Nathan Saliba is one of the young midfielders Jesse Marsch has backed for a home World Cup, a combative ball-winner who has earned his place in Canada’s World Cup 2026 squad. Montreal-born and a CF Montréal product, Saliba stepped up to European football with Anderlecht, and he gives Canada a tenacious option in the middle of the park.

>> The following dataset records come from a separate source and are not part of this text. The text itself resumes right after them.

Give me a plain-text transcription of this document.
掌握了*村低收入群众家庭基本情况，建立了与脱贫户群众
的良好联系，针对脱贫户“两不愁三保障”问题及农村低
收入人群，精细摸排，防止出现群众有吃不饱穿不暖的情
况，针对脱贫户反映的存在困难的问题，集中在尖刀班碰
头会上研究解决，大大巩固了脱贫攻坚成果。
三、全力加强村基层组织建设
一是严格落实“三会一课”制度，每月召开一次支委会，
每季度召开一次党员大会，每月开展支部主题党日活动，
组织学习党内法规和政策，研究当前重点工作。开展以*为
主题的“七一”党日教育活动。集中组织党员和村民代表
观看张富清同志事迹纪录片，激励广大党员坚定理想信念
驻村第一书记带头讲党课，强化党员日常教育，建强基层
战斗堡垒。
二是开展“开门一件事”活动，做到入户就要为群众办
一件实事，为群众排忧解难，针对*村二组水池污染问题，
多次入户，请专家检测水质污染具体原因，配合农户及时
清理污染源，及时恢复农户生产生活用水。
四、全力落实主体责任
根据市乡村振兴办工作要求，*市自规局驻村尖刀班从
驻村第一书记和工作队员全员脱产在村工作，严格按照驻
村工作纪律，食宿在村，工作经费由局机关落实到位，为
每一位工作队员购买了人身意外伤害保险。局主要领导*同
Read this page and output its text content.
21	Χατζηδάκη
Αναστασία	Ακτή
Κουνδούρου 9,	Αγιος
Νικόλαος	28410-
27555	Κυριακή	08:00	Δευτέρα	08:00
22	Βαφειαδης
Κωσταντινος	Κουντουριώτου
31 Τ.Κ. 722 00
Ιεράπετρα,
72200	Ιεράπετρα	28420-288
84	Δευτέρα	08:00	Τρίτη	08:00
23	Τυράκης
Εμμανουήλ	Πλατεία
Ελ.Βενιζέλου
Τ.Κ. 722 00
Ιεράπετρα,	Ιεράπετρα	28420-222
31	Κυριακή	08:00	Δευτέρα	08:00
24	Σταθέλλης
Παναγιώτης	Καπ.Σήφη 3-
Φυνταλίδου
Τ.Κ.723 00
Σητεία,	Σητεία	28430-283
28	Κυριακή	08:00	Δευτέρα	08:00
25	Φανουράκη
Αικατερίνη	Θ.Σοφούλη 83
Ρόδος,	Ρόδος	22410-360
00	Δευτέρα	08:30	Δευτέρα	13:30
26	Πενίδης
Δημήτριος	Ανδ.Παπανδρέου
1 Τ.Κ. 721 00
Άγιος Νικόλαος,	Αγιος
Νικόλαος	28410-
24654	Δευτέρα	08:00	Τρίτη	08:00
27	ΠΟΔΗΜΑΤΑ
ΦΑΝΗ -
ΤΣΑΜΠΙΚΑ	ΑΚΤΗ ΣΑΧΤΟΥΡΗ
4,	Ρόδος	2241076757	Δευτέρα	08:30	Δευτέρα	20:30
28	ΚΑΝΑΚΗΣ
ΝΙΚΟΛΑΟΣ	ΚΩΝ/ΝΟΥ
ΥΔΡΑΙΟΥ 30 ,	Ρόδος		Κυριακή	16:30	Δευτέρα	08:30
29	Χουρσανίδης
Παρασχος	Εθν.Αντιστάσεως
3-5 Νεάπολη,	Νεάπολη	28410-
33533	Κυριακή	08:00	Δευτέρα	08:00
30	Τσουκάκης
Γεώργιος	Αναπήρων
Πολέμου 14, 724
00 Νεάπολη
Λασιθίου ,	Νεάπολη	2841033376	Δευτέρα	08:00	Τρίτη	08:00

See where he fits in our Canada World Cup 2026 profile.
From Montréal to Anderlecht
Saliba came through the academy at CF Montréal and quickly became a regular, logging big minutes in MLS as a teenager and developing a reputation as a tough, energetic midfielder. That form earned him a move to Anderlecht in Belgium, a step up to a bigger European stage. The table below covers his main club spells in our database.
| Club | Apps | Tackles won | Interceptions | Clearances | Aerial duels won |
|---|---|---|---|---|---|
| CF Montréal | 74 | 74 | 42 | 51 | 43 |
| Anderlecht | 6 | 1 | 2 | 1 | 0 |
What the numbers say
Saliba’s CF Montréal record is the profile of a genuine ball-winner. Across 74 appearances he won 74 tackles and made 42 interceptions while winning 285 duels, the workload of a midfielder who lives in the contact areas. The flip side is a high foul count and 14 yellow cards, the rough edges you expect from a young, aggressive holder still learning the timing of the role. The raw materials — energy, bite and range — are exactly what Canada want from their midfield depth.
Nathan Saliba and Canada
For Canada, Saliba is one for the present and the future, a holding midfielder who can spell or complement the likes of Stephen Eustáquio and Ismaël Koné. His job is to protect the back line and win the ball back, and his selection shows how highly Marsch rates his ceiling. For the full picture, see our Canada men’s national soccer team players guide.
Canada 1-1 Bosnia and what is next
Saliba was named among the substitutes for the opener and did not feature as Canada drew 1-1 with Bosnia and Herzegovina at BMO Field, with Marsch keeping his options in reserve. See how the team rated in our Canada vs Bosnia player ratings. Attention now turns to Switzerland on 24 June at BC Place — read our Switzerland vs Canada prediction and the wider World Cup 2026 hub, with more on the squad at Canada Soccer.
More than a destroyer on the ball
The ball-winning reputation is only half of Saliba’s game. At CF Montréal he passed at 82.7 per cent accuracy, completing 2,108 of his attempts and picking out a team-mate in the final third 510 times. He is comfortable switching the angle of attack, too, landing 107 accurate long balls of 32 metres or more, and he can beat a man — 63 successful dribbles at a 66 per cent take-on rate. For a holding midfielder, that is a genuinely progressive profile.
What truly defines him, though, is recovery. Saliba regained possession 292 times in his Montréal spell, 176 of them in the middle third, the engine of a midfielder who hunts the ball back and then keeps it moving — exactly the modern holding brief Marsch wants.
Nathan Saliba’s impact against Qatar
Thrown on for the injured Ismaël Koné, Saliba produced a sensational cameo in the 6-0 win over Qatar: a goal on 64 minutes and an assist in just 33 minutes on the pitch, with three shots and two duels won. It was the standout substitute display of Canada’s tournament so far. See our Canada vs Qatar player ratings.
Nathan Saliba is a Canadian central midfielder for Anderlecht and one of the young players in Jesse Marsch’s World Cup 2026 squad. Montreal-born, he came through CF Montreal before moving to Belgium.
Saliba came through and broke into the first team at CF Montreal in MLS, racking up regular minutes, before earning a move to Anderlecht in the Belgian Pro League.
He is a central midfielder, a combative ball-winner who breaks up play, wins duels and keeps possession ticking, the kind of holding option a tournament squad needs.
Saliba was named on the bench for the 1-1 draw with Bosnia and Herzegovina and did not feature, with Marsch keeping the young midfielder in reserve.